2. It’s like this only on… acid, crack, steroids, Ensure... whatever the hell it’s like—So obvious I don’t know why I’m listing it. And yet, it continually rears its grey-haired head, usually in critical writing attempting to be comical. I want to know how many of these essayists have actually done acid. Or crack. Or steroids. How about it’s like acid on acid? Or like steroids only on acid? See, that’s not at all funny.
3. Paris Hilton jokes— Yes, she kinda deserves them. No, they are not witty. OK, sometimes they’re funny, but typically only in written form.

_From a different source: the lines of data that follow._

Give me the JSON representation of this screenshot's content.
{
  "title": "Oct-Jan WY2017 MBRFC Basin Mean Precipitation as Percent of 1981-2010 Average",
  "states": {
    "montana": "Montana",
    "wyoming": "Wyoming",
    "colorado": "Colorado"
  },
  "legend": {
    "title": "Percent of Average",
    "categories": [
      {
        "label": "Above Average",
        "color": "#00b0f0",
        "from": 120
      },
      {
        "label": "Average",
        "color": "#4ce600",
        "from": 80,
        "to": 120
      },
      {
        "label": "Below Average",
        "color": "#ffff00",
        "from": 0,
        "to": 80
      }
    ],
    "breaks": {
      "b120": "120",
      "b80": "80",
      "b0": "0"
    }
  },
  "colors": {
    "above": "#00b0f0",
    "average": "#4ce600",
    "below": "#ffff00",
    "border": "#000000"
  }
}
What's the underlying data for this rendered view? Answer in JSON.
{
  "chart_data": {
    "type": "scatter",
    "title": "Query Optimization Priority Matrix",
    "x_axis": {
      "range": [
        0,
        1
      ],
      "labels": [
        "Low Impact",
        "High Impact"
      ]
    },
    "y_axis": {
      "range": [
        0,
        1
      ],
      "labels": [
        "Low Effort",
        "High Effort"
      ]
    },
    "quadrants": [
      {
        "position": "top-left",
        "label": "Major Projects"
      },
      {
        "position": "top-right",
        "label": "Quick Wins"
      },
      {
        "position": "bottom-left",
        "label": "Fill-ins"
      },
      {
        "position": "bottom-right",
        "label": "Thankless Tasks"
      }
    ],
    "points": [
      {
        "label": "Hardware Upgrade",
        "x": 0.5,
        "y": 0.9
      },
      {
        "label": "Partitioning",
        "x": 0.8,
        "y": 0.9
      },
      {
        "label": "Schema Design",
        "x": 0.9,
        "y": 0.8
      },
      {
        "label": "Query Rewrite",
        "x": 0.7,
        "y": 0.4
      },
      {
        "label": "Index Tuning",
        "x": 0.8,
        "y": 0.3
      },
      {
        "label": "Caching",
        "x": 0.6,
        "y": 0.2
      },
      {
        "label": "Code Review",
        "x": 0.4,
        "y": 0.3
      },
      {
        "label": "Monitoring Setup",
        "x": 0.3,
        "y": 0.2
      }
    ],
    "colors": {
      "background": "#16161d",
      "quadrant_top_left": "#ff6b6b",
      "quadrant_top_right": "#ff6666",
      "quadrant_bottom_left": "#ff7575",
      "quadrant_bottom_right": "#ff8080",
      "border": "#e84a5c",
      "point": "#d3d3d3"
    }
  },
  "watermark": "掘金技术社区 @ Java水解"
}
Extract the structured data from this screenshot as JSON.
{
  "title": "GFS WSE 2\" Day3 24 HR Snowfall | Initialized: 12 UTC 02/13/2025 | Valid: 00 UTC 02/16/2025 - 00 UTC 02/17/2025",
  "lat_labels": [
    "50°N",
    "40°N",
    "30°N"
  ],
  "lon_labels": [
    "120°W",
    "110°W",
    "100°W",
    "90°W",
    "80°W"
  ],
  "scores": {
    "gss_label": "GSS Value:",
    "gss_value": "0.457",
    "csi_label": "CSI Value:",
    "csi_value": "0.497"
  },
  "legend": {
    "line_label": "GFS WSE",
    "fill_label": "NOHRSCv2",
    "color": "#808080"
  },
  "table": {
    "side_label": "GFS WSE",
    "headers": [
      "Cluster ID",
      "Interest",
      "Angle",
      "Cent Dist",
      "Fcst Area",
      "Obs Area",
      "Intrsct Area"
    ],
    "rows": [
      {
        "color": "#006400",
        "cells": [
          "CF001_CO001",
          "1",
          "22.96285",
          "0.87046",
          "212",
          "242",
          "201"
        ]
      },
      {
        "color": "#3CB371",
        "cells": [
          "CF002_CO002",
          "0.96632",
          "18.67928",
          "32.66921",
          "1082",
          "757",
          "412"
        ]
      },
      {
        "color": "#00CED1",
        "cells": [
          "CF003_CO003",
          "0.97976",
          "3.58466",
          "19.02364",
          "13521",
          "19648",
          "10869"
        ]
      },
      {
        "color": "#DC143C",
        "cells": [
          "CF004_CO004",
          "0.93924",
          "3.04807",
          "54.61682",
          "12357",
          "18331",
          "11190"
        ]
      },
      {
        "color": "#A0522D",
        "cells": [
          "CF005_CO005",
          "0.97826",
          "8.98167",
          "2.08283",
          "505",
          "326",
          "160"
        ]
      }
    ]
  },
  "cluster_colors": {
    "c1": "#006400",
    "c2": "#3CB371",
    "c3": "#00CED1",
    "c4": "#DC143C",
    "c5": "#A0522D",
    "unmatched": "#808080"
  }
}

4. Michael Jackson jokes— As Dr. Phil might say, “Now that right there is just plain not funny.” Surprisingly, Dr. Phil remains humorous.
5. The politically incorrect zinger as lazy punchline (underscore "lazy" as clever people can get away with this)—Oh, snap (not funny either?)! I didn’t see that coming! That person is sooooo out there! Hey! I feel that way about Mexicans, too! Oh no, I do NOT! Omigod, that person just made me think about race relations!
6. What is that “Here’s your sign” thing all about?— That could be the dumbest comedy bit I’ve ever seen. Now that MIGHT be funny in conjunction with a truly “politically incorrect” zinger but Blue Collar Comedy headliner/curiously fey Bill Engvall would never go there. And just what makes them “Blue Collar?” Are they steelworkers? I thought they all “might be rednecks…”
7. Women and men! So different!— Vaginas can make breakfast and penises are too retarded to crack an egg properly. Need I go into every family sitcom that abuses this “illumination?” Bring back Gracie Allen.
8. Look, I’ve known some seriously funny gay people in my life but just because you’re gay doesn’t immediately grant you instant hilarity. Or fabulous-ness. Or even cool clothes. In fact, some of you (Queer Eye especially) just look fucking awful.
9. George Bush doesn’t care about (insert group of people here)—This was used up in a matter of three days. Now, R. Kelly’s“Trapped in the Closet?” Remains both hilarious and oddly disturbing all on its own.
10. The Aristocrats—When you’ve got Star Jones excitedly discussing your movie on “The View,” you haven’t offended anyone. But go ahead, person laughing way too hard and way too loud in the theater. We get that you’re sooooo down with blue humor. And though some of the film’s comedians are indeed talented, are they really patting themselves on the back for shooting fish in a barrel by outraging some Christian/incest survivor/animal lover/child rapist who’ll never see the movie in the first place? Comedy martyr Andrew Dice Clay has got to be pissed about all of this.